Students return to school in stages: shortened day, then full day with breaks, then full curriculum, then assessments. The plan is built with the school where appropriate, with clear written guidance on accommodations.

Return to work

Cognitively demanding work often takes longer than physical work to settle. Phased return, screen breaks, and quiet workspaces are common short-term modifications.

Return to sport

The standard graduated return to sport progression has six stages, from symptom-limited daily activity through to full contact and competition. Each stage requires symptom stability for at least 24 hours before advancing. Contact and competition are not resumed until medical clearance.

  1. Stage 1. Symptom-limited activity

    Daily activities that do not provoke symptoms.

  2. Stage 2. Light aerobic exercise

    Walking or stationary cycling at low intensity.

  3. Stage 3. Sport-specific exercise

    Running drills, no head impact activities.

  4. Stage 4. Non-contact training

    Harder training, including coordination and cognitive load.

  5. Stage 5. Full contact practice

    After medical clearance, normal training activities.

  6. Stage 6. Return to play

    Normal game play.

Sport-specific protocols (rugby, AFL, soccer, combat sports) may require longer minimums. The clinic plan reflects whichever protocol applies to your sport and code.

Prolonged symptoms

Symptoms persisting beyond four weeks (or two weeks in children and adolescents) warrant a structured workup. Common contributors include cervicogenic factors, vestibular and ocular dysfunction, sleep disruption, mood changes, and exercise intolerance. Each is treatable with targeted rehabilitation.

The clinic coordinates with vestibular physiotherapists, neuropsychologists, and other practitioners as the picture requires.

When to seek specialist input

  • You or your child has had a concussion and want a clear plan from the outset
  • Symptoms are not settling on the expected timeline
  • Return to sport, school, or work has stalled
  • You have had repeated concussions and want a longer-term assessment
  • You are an athlete in a contact or collision sport and want a baseline screening on file (see concussion baseline screening)

Common questions

How long until I can play again?

It is a case-by-case basis, with stage-based recovery and return-to-sport guidelines. The progression is symptom-led, not date-led.
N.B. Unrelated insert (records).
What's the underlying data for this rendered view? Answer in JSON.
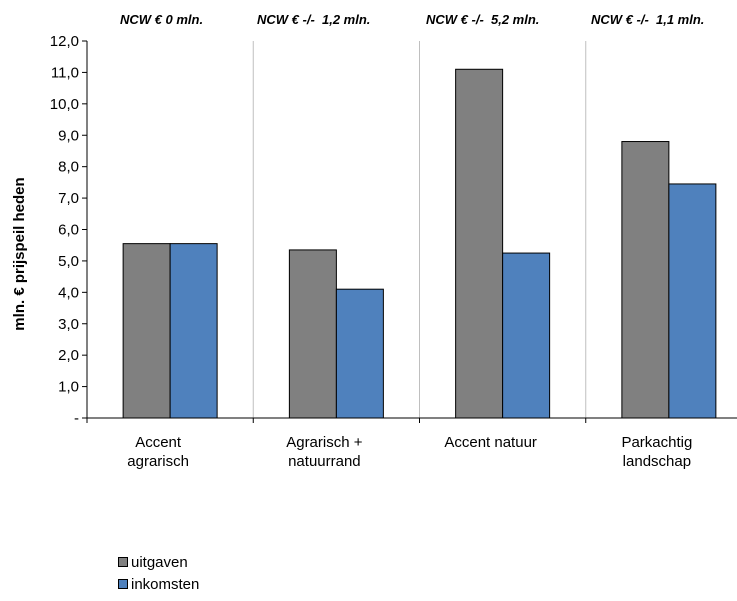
{
  "chart_data": {
    "type": "bar",
    "title": "",
    "xlabel": "",
    "ylabel": "mln. € prijspeil heden",
    "ylim": [
      0,
      12
    ],
    "y_ticks": [
      "-",
      "1,0",
      "2,0",
      "3,0",
      "4,0",
      "5,0",
      "6,0",
      "7,0",
      "8,0",
      "9,0",
      "10,0",
      "11,0",
      "12,0"
    ],
    "categories": [
      [
        "Accent",
        "agrarisch"
      ],
      [
        "Agrarisch +",
        "natuurrand"
      ],
      [
        "Accent natuur"
      ],
      [
        "Parkachtig",
        "landschap"
      ]
    ],
    "annotations": [
      "NCW € 0 mln.",
      "NCW € -/-  1,2 mln.",
      "NCW € -/-  5,2 mln.",
      "NCW € -/-  1,1 mln."
    ],
    "series": [
      {
        "name": "uitgaven",
        "color": "#808080",
        "values": [
          5.55,
          5.35,
          11.1,
          8.8
        ]
      },
      {
        "name": "inkomsten",
        "color": "#4f81bd",
        "values": [
          5.55,
          4.1,
          5.25,
          7.45
        ]
      }
    ],
    "grid": "vertical",
    "legend_position": "bottom-left"
  }
}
Should I have a CT or MRI?

Imaging is not routinely indicated for uncomplicated concussion. It is reserved for red flag features or persistent symptoms where structural pathology needs to be ruled out.

Is sleep okay after a concussion?

Yes. The advice to keep someone awake after a head injury is outdated. Normal sleep is part of recovery. What matters is monitoring for the red flags above.

Can I drink alcohol while recovering?

Alcohol is best avoided during early recovery. It impairs sleep, balance, and cognition, all of which slow concussion recovery.

Will baseline testing protect me from concussion?

No. Baseline testing makes it easier to interpret post-injury performance, particularly cognitive scores and balance. It does not prevent the injury. See baseline screening for who benefits.